Review: The Ford GT Supercar
Ten years ago, Ford released the original GT supercar, its concept car brought to life. The exotic car, impressive in both its appearance and performance, was released to popular claim, showing up both in popular culture and on the track. Now, with a decade of new design and performance innovations, the time has come for a new model of the GT. Introduced at the 2015 North American International Show, the second generation Ford GT wowed audiences and car journalists alike, and for good reason: it’s an amazing update to Ford’s showcase automobile.
Specs That Impress
Unlike more traditional, consumer-friendly cars that make some sacrifices for cost, the GT is a demonstration of what Ford can do when there’s no limit. And accordingly, some of the GT’s appeal comes from its mystique. Made with materials you won’t find in most cars, the second generation GT marks a large improvement over the original model. Rather than the previous GT’s superplastic frame, this updated version features a carbon fiber body and aerodynamic, aluminum structure, giving it a low weight to sail over the pavement. Further, the GT sports custom-made Brembo carbon ceramic brakes. But perhaps what’s most impressive is what’s under the hood: a 3.5 liter, twin-turbocharged V6 engine that outputs more than 600 horsepower.
The Price of Luxury
With specs like that, the GT quite obviously isn’t meant for the average Joe who needs a car for his work commute. But besides the impracticality of owning such a car, there’s another factor that will keep many fans watching from the sidelines: the price. The original GT’s price–$140 thousand MSRP–was nothing to balk at, but the updated version kicks the price up a few notches.
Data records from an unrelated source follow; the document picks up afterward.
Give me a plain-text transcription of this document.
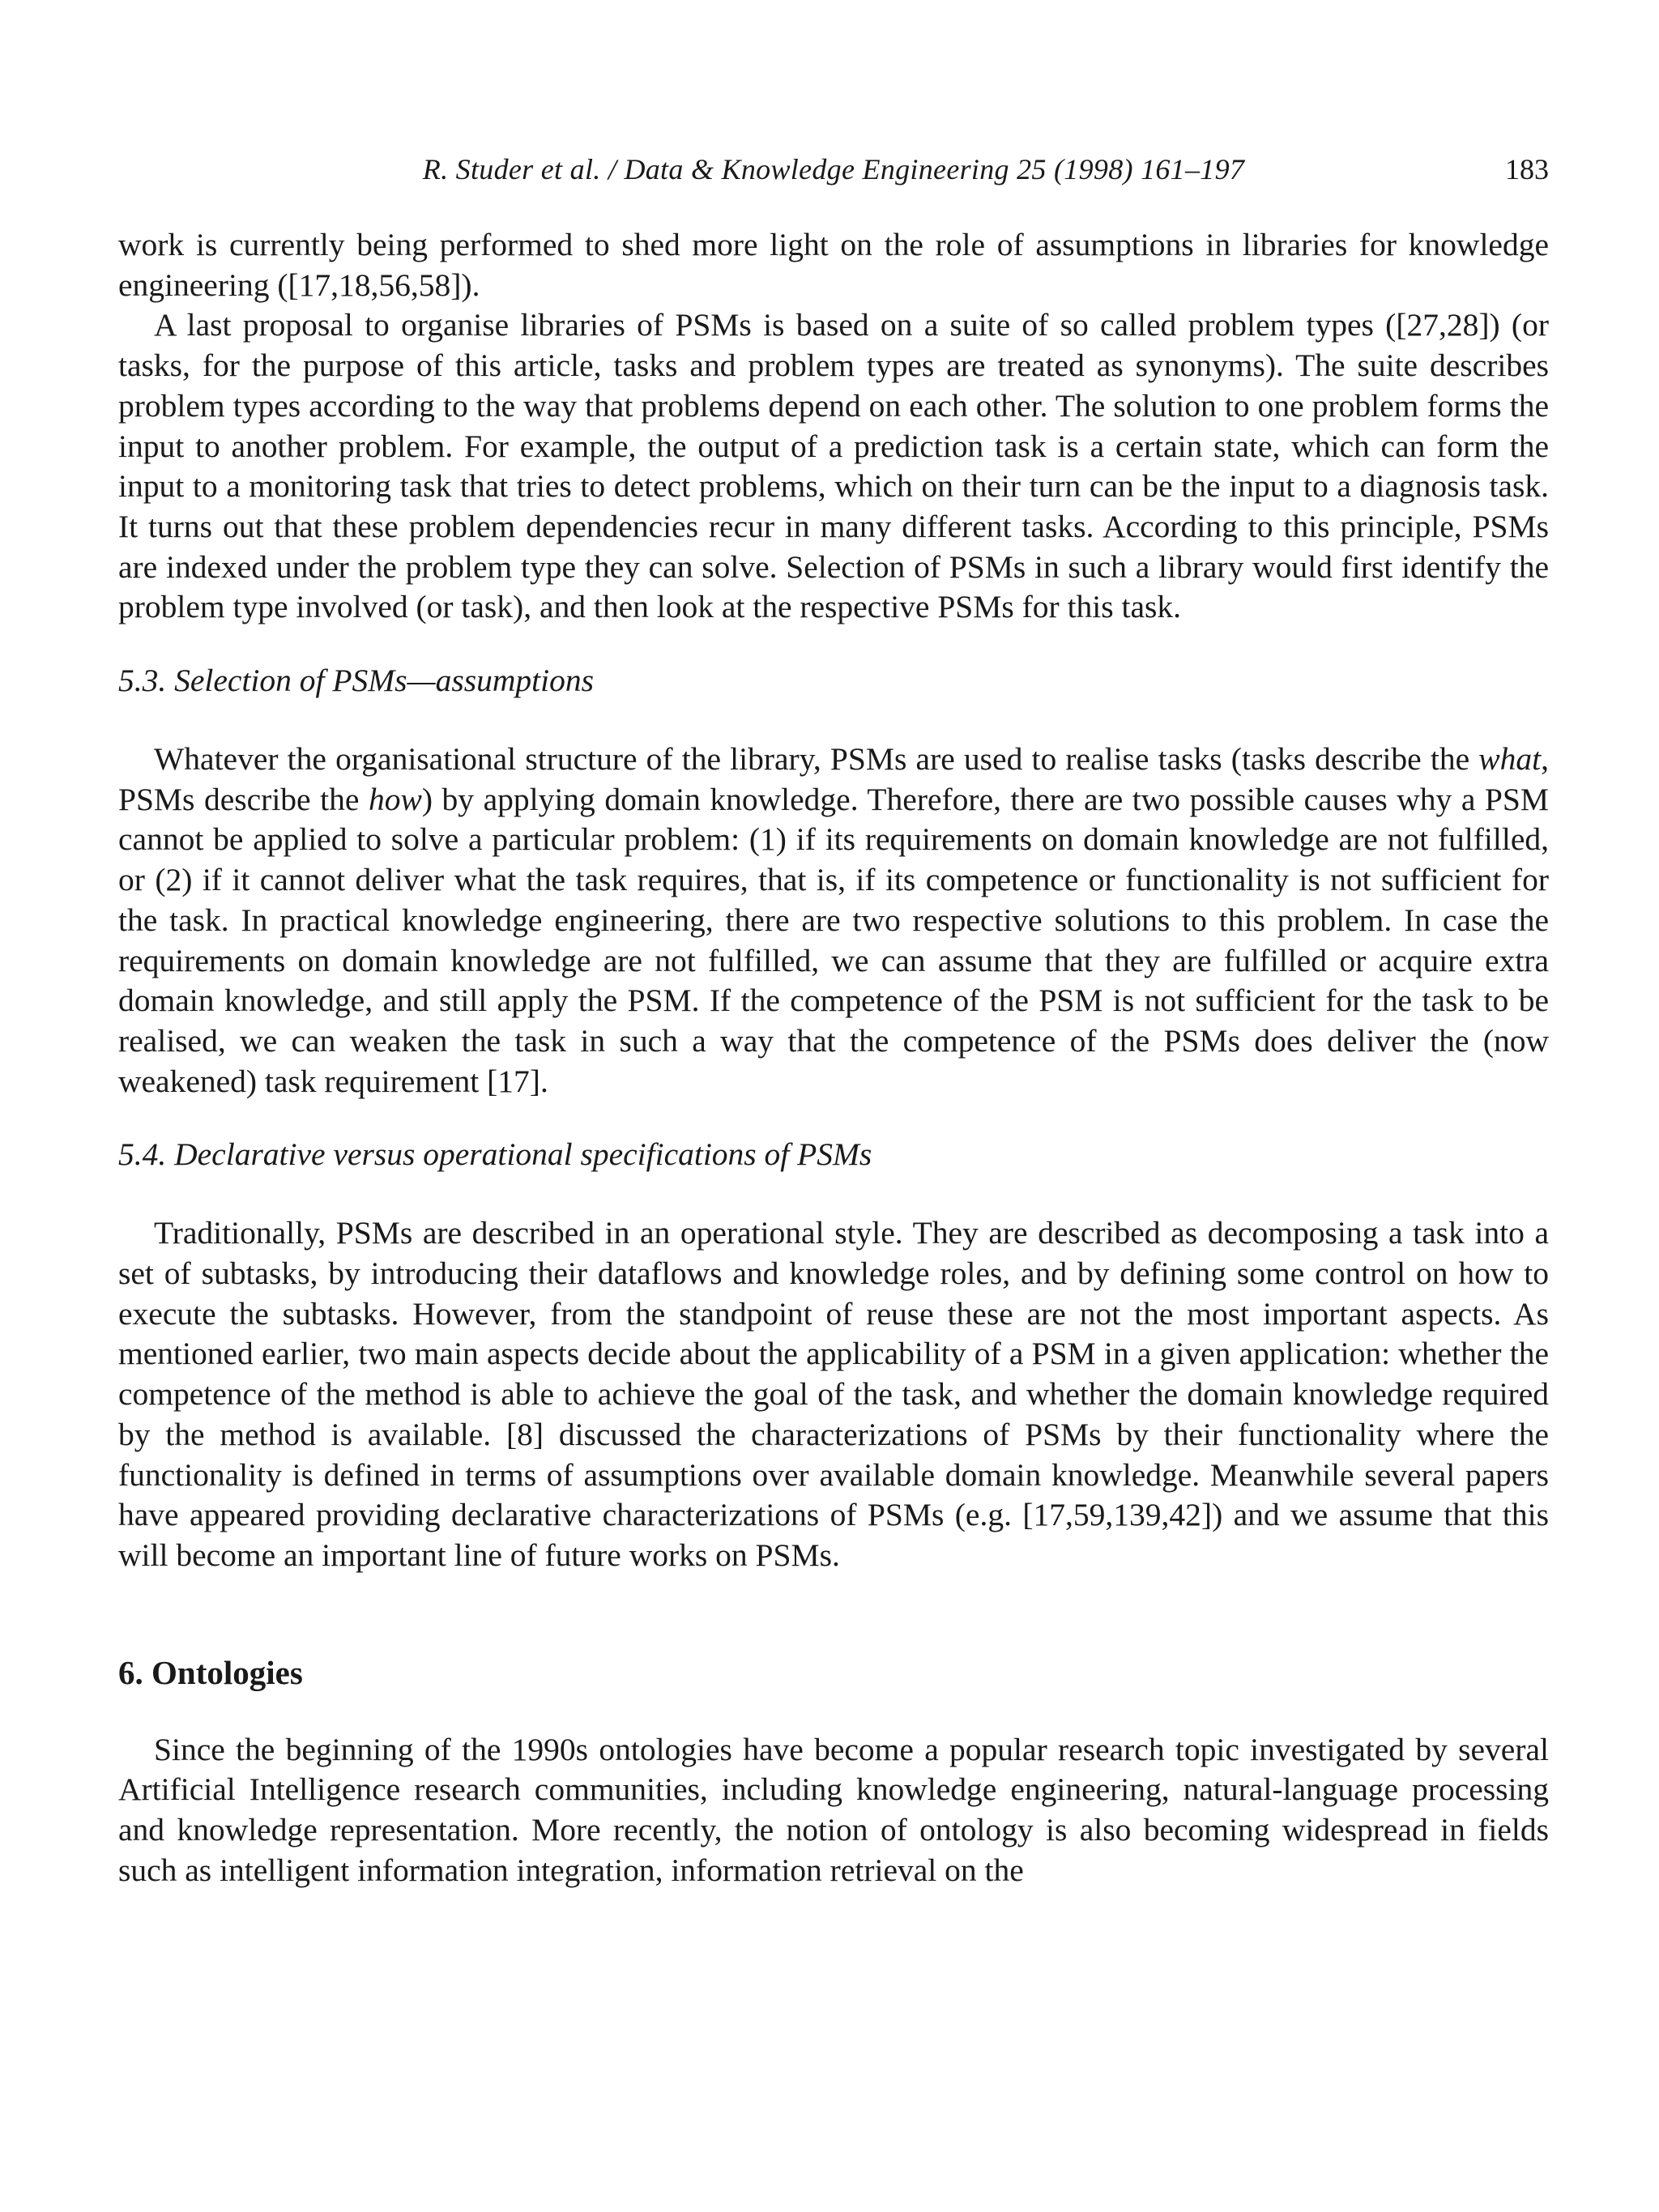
R. Studer et al. / Data & Knowledge Engineering 25 (1998) 161–197	183

work is currently being performed to shed more light on the role of assumptions in libraries for knowledge engineering ([17,18,56,58]).

A last proposal to organise libraries of PSMs is based on a suite of so called problem types ([27,28]) (or tasks, for the purpose of this article, tasks and problem types are treated as synonyms). The suite describes problem types according to the way that problems depend on each other. The solution to one problem forms the input to another problem. For example, the output of a prediction task is a certain state, which can form the input to a monitoring task that tries to detect problems, which on their turn can be the input to a diagnosis task. It turns out that these problem dependencies recur in many different tasks. According to this principle, PSMs are indexed under the problem type they can solve. Selection of PSMs in such a library would first identify the problem type involved (or task), and then look at the respective PSMs for this task.

5.3. Selection of PSMs—assumptions

Whatever the organisational structure of the library, PSMs are used to realise tasks (tasks describe the what, PSMs describe the how) by applying domain knowledge. Therefore, there are two possible causes why a PSM cannot be applied to solve a particular problem: (1) if its requirements on domain knowledge are not fulfilled, or (2) if it cannot deliver what the task requires, that is, if its competence or functionality is not sufficient for the task. In practical knowledge engineering, there are two respective solutions to this problem. In case the requirements on domain knowledge are not fulfilled, we can assume that they are fulfilled or acquire extra domain knowledge, and still apply the PSM. If the competence of the PSM is not sufficient for the task to be realised, we can weaken the task in such a way that the competence of the PSMs does deliver the (now weakened) task requirement [17].

5.4. Declarative versus operational specifications of PSMs

Traditionally, PSMs are described in an operational style. They are described as decomposing a task into a set of subtasks, by introducing their dataflows and knowledge roles, and by defining some control on how to execute the subtasks. However, from the standpoint of reuse these are not the most important aspects. As mentioned earlier, two main aspects decide about the applicability of a PSM in a given application: whether the competence of the method is able to achieve the goal of the task, and whether the domain knowledge required by the method is available. [8] discussed the characterizations of PSMs by their functionality where the functionality is defined in terms of assumptions over available domain knowledge. Meanwhile several papers have appeared providing declarative characterizations of PSMs (e.g. [17,59,139,42]) and we assume that this will become an important line of future works on PSMs.

6. Ontologies

Since the beginning of the 1990s ontologies have become a popular research topic investigated by several Artificial Intelligence research communities, including knowledge engineering, natural-language processing and knowledge representation. More recently, the notion of ontology is also becoming widespread in fields such as intelligent information integration, information retrieval on the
Make that several hundred thousand notches, actually. The standard GT has been priced at somewhere around $400 thousand, and with Ford only planning to produce a few hundred this year, it’s not difficult to imagine these cars being out of reach and in high demand for many gearheads of means. And even if you had the money, there’s still an in-depth application process you must pass before Ford will hand over the keys.
The Gold Standard
Of course, the GT wasn’t built to sit in museums or garages of the rich and famous. Besides being impressive in its design and build, there’s another thing the car is really good at: racing. Debuting at the 24 Hours of Daytona, the GT placed seventh and ninth in its class. More recently, and more impressively, the car took first of its class at Le Mans. Fittingly, the occasion marked the 50th anniversary of the memorable Ford GT40 win in 1966. You can surely expect to see more Ford drivers on the podiums of races to come.
The new Ford GT is still in its relative infancy, so it’s a little difficult to tell what will happen next for this impressive supercar. What is known, however, is that unless you’re visiting a car show or watching an endurance on television, you shouldn’t expect to see the GT on the streets any time soon. Still, one can dream, right?